Mouna Abbassy, 33, Managing Director of “Izil Beauty” living in UAE, is one of Middle East finalists for the Cartier Women’s Initiative Award, an international business plan competition founded in 2006 by Cartier, the Women’s Forum, McKinsey & Company, and INSEAD Business School to foster and encourage women’s projects.
She supports the use and impact of natural cosmetics that stem from purity, simplicity and reflect the beauty of Moroccan women.
The idea of her project was inspired by the natural and traditional preparation of homemade beauty recipes by the Moroccan Amazigh women such as Argan, Ghassoul clay, and other rare natural ingredients that exist in Morocco.
Mouna has mesmerized jurors with the simplicity of her project’s ingredients. Now she will compete in the finals with 20 other entrepreneurs, who were selected from over 1,700 applications in more than 100 countries.

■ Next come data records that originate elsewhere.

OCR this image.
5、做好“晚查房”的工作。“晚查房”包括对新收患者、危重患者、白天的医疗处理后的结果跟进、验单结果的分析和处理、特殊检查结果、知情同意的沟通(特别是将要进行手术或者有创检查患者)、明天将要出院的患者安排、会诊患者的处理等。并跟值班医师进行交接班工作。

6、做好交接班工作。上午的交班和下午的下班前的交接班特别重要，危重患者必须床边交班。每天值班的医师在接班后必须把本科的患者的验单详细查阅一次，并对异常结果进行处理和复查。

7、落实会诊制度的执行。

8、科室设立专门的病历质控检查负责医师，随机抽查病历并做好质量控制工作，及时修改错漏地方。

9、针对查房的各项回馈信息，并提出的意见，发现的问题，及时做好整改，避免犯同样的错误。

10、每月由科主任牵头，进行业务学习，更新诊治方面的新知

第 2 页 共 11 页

Professional economists and experts will coach the entrepreneurs into the finals, which will take place on October 15, 2015 in the city of Deauville, Northwest France.

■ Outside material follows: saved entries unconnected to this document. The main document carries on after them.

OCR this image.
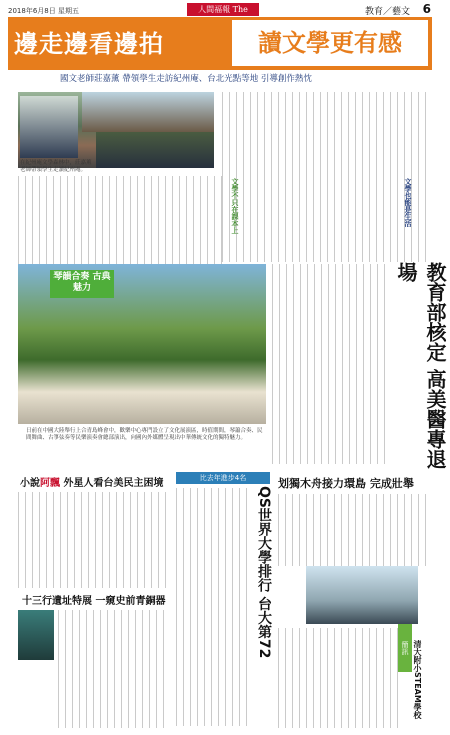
2018年6月8日 星期五	人間福報 The	教育／藝文 6
邊走邊看邊拍	讀文學更有感
國文老師莊嘉薰 帶領學生走訪紀州庵、台北光點等地 引導創作熱忱
在紀州庵文學森林中，莊嘉薰老師帶領學生走讀紀州庵。
文學不只在課本上	文學也能是生活
琴韻合奏 古典魅力
日前在中國大陸舉行上合青島峰會中，歡樂中心專門設立了文化展演區，時值期間，琴簫合奏、民間舞曲、古箏弦奏等民樂演奏會總部演出，向國內外媒體呈現出中華傳統文化的獨特魅力。	教育部核定 高美醫專退場
划獨木舟接力環島 完成壯舉
小說阿飄 外星人看台美民主困境
十三行遺址特展 一窺史前青銅器
比去年進步4名
QS世界大學排行 台大第72
清大附小STEAM學校
簡訊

Ms. Abbassy moved to Dubai 10 years ago to start her journey as a marketing professional for multinational cosmetic brands.
She founded her company in 2013 and named it in Amazigh “IZIL” (or, in English “Pure”). It comprises 15 Moroccan women, in charge of extracting the natural ingredients for Izil’s beauty recipes. Afterwards, she went to London to study cosmetics in order to expand her knowledge and enhance the management of her project.
Mouna aims to show the secret of the authentic beauty of Amazigh women in Morocco and describes the brilliant benefits of naturally organic and healthy products to women.
American celebrity of Armenian descent, Kim Kardashian pays tribute to the benefits of Argan oil, which is one of the rarest oils in the world. It is extracted from Argania spinosa, belonging to the Sapotaceae family of trees; a tree that grows only in the Sous Valley of Southern Morocco and can live 150 to 200 years.